The poession, carrying or transportation of firearms in any building, or part thereof, owned or used by the City or by any authority or local government entite created or controlled by the City for government purposes or in parks owned or operated by the City, or by any authority or local government entity created or controlled by the City in any recreational or community center facility operated by the locality, or by any authority or local government entity created or controlled by the City and in any public street, road, alley, or sidewalk or public right-of-way or any other place of whatever nature that is open to the public and is being used by or is adjacent to a permitted event or an event that would otherwise require a permit, is prohibited.

Exceptions are made in the legislation to military personnel acting within the scope of their official duties, law enforcement officers, private security personnel hired by the City and historical reenactors or other persons who possess a firearm that is inoperative and not loaded with ammunition, provided the reenactor is participating in or travelling to or from a historical reenactment.

Anyone violating the law would be guilty of a Class 1 misdemeanour.

The ordinance was unanimously approved at the City Council meeting and is scheduled for a public hearing and final passage on Saturday, June 20. If approved, the ordinance will go into effect on July 1.

The ban had been previously approved but the City Council has since gotten the legislative approval necessary to implement it.

After the issue received some attention from the NRA website, many of the speakers were staunchly positioned against the ordinance. One speaker, Mark Shinn, said the ordinance was part of the “liberal anti-gun agenda” that Alexandria will turn into the “violent, gang-infested warzones of Chicago and Baltimore.”

Some said the ordinance would make it effectively impossible for legal gun owners to travel through the city, with parks and streets near permitted events swept up in the ban.
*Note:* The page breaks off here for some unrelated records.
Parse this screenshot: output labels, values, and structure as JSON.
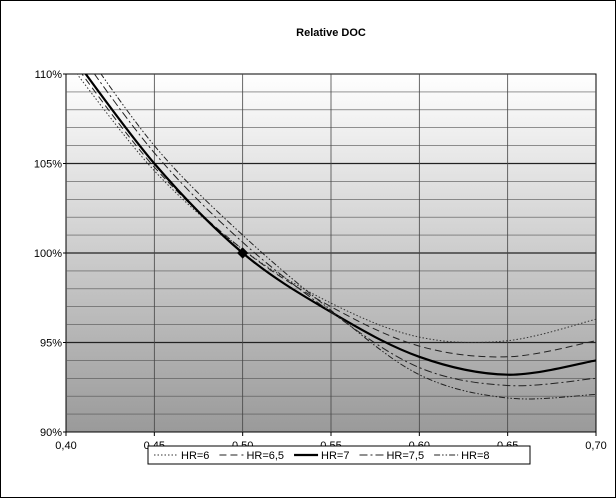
{
  "chart_data": {
    "type": "line",
    "title": "Relative DOC",
    "xlabel": "",
    "ylabel": "",
    "xlim": [
      0.4,
      0.7
    ],
    "ylim": [
      90,
      110
    ],
    "x_ticks": [
      "0,40",
      "0,45",
      "0,50",
      "0,55",
      "0,60",
      "0,65",
      "0,70"
    ],
    "x_tick_values": [
      0.4,
      0.45,
      0.5,
      0.55,
      0.6,
      0.65,
      0.7
    ],
    "y_ticks": [
      "90%",
      "95%",
      "100%",
      "105%",
      "110%"
    ],
    "y_tick_values": [
      90,
      95,
      100,
      105,
      110
    ],
    "y_minor_step": 1,
    "grid": true,
    "legend_position": "bottom",
    "background": "vertical gradient white to grey",
    "series": [
      {
        "name": "HR=6",
        "style": "dotted",
        "x": [
          0.4,
          0.45,
          0.5,
          0.55,
          0.6,
          0.65,
          0.7
        ],
        "y": [
          110.8,
          104.6,
          100.2,
          97.2,
          95.3,
          95.1,
          96.3
        ]
      },
      {
        "name": "HR=6,5",
        "style": "dashed",
        "x": [
          0.4,
          0.45,
          0.5,
          0.55,
          0.6,
          0.65,
          0.7
        ],
        "y": [
          111.2,
          104.8,
          100.2,
          97.0,
          94.8,
          94.2,
          95.1
        ]
      },
      {
        "name": "HR=7",
        "style": "solid-bold",
        "x": [
          0.4,
          0.45,
          0.5,
          0.55,
          0.6,
          0.65,
          0.7
        ],
        "y": [
          111.5,
          105.0,
          100.0,
          96.7,
          94.2,
          93.2,
          94.0
        ]
      },
      {
        "name": "HR=7,5",
        "style": "dash-dot",
        "x": [
          0.4,
          0.45,
          0.5,
          0.55,
          0.6,
          0.65,
          0.7
        ],
        "y": [
          112.2,
          105.6,
          100.6,
          96.7,
          93.6,
          92.6,
          93.0
        ]
      },
      {
        "name": "HR=8",
        "style": "dash-dot-dot",
        "x": [
          0.4,
          0.45,
          0.5,
          0.55,
          0.6,
          0.65,
          0.7
        ],
        "y": [
          112.8,
          106.0,
          101.0,
          96.8,
          93.2,
          91.9,
          92.1
        ]
      }
    ],
    "reference_point": {
      "x": 0.5,
      "y": 100
    }
  }
}
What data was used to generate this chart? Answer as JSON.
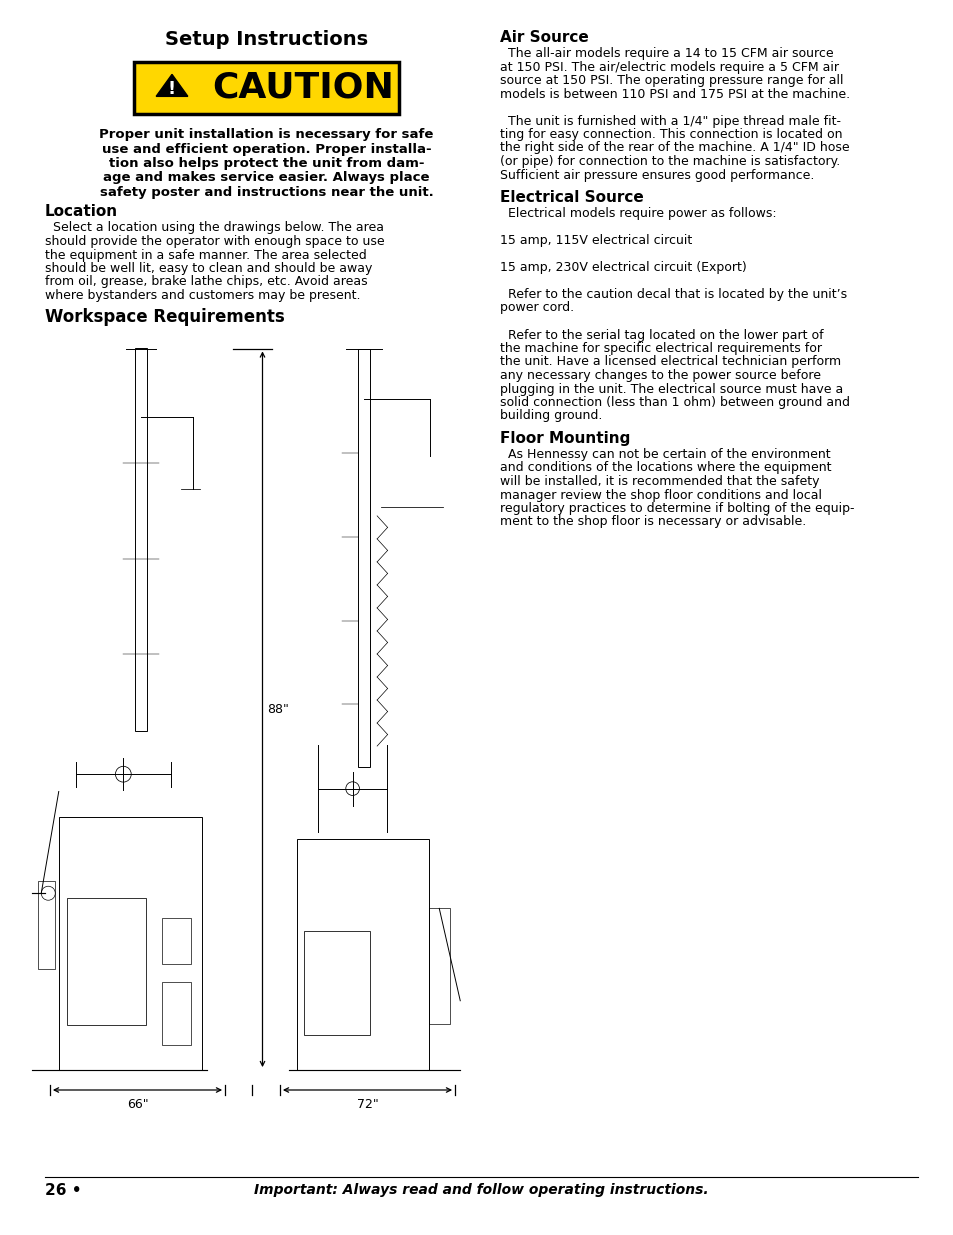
{
  "page_bg": "#ffffff",
  "title": "Setup Instructions",
  "caution_text": "CAUTION",
  "caution_bg": "#FFD700",
  "caution_border": "#000000",
  "loc_head": "Location",
  "ws_head": "Workspace Requirements",
  "dim_88": "88\"",
  "dim_66": "66\"",
  "dim_72": "72\"",
  "left_col_bold_lines": [
    "Proper unit installation is necessary for safe",
    "use and efficient operation. Proper installa-",
    "tion also helps protect the unit from dam-",
    "age and makes service easier. Always place",
    "safety poster and instructions near the unit."
  ],
  "loc_lines": [
    "  Select a location using the drawings below. The area",
    "should provide the operator with enough space to use",
    "the equipment in a safe manner. The area selected",
    "should be well lit, easy to clean and should be away",
    "from oil, grease, brake lathe chips, etc. Avoid areas",
    "where bystanders and customers may be present."
  ],
  "air_head": "Air Source",
  "air_lines": [
    "  The all-air models require a 14 to 15 CFM air source",
    "at 150 PSI. The air/electric models require a 5 CFM air",
    "source at 150 PSI. The operating pressure range for all",
    "models is between 110 PSI and 175 PSI at the machine.",
    "",
    "  The unit is furnished with a 1/4\" pipe thread male fit-",
    "ting for easy connection. This connection is located on",
    "the right side of the rear of the machine. A 1/4\" ID hose",
    "(or pipe) for connection to the machine is satisfactory.",
    "Sufficient air pressure ensures good performance."
  ],
  "elec_head": "Electrical Source",
  "elec_lines": [
    "  Electrical models require power as follows:",
    "",
    "15 amp, 115V electrical circuit",
    "",
    "15 amp, 230V electrical circuit (Export)",
    "",
    "  Refer to the caution decal that is located by the unit’s",
    "power cord.",
    "",
    "  Refer to the serial tag located on the lower part of",
    "the machine for specific electrical requirements for",
    "the unit. Have a licensed electrical technician perform",
    "any necessary changes to the power source before",
    "plugging in the unit. The electrical source must have a",
    "solid connection (less than 1 ohm) between ground and",
    "building ground."
  ],
  "floor_head": "Floor Mounting",
  "floor_lines": [
    "  As Hennessy can not be certain of the environment",
    "and conditions of the locations where the equipment",
    "will be installed, it is recommended that the safety",
    "manager review the shop floor conditions and local",
    "regulatory practices to determine if bolting of the equip-",
    "ment to the shop floor is necessary or advisable."
  ],
  "footer_left": "26 •",
  "footer_right": "Important: Always read and follow operating instructions."
}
“This creates an undue legal burden on gun owners as it’s virtually impossible to know or identify all buildings or parts thereof owned or used by the city or any authority or controlled by the city for government purposes,” said Michael MacKay. “As you can see, this maze of constantly shifting obstacles jeopardizes all legal gun owners’ ability to possess, carry or transport firearms without unknowingly committing a Class 1 misdemeanour.”

Speaker Timothy Angers requested that the city make an exception for those with concealed carry permits, arguing that they have been properly vetted and trained.

“[Othewise] the city becomes a minefield for permit holders,” Angers said. “Just cutting through a pocket park or going near an event could land a permit-holder in jail for a year.”

The ordinance did have some defenders in the public hearing, though. Local resident Sarah Bagley argued the ordinance protects local areas the same way federal government offices are protected.

“[The ordinance] is an effort by our Council to prohibit possession, carrying and transportation of firearms in city buildings and parks,” Bagley said. “Whatever is good enough to protect our President and the Senate is good enough for our schools and public spaces.”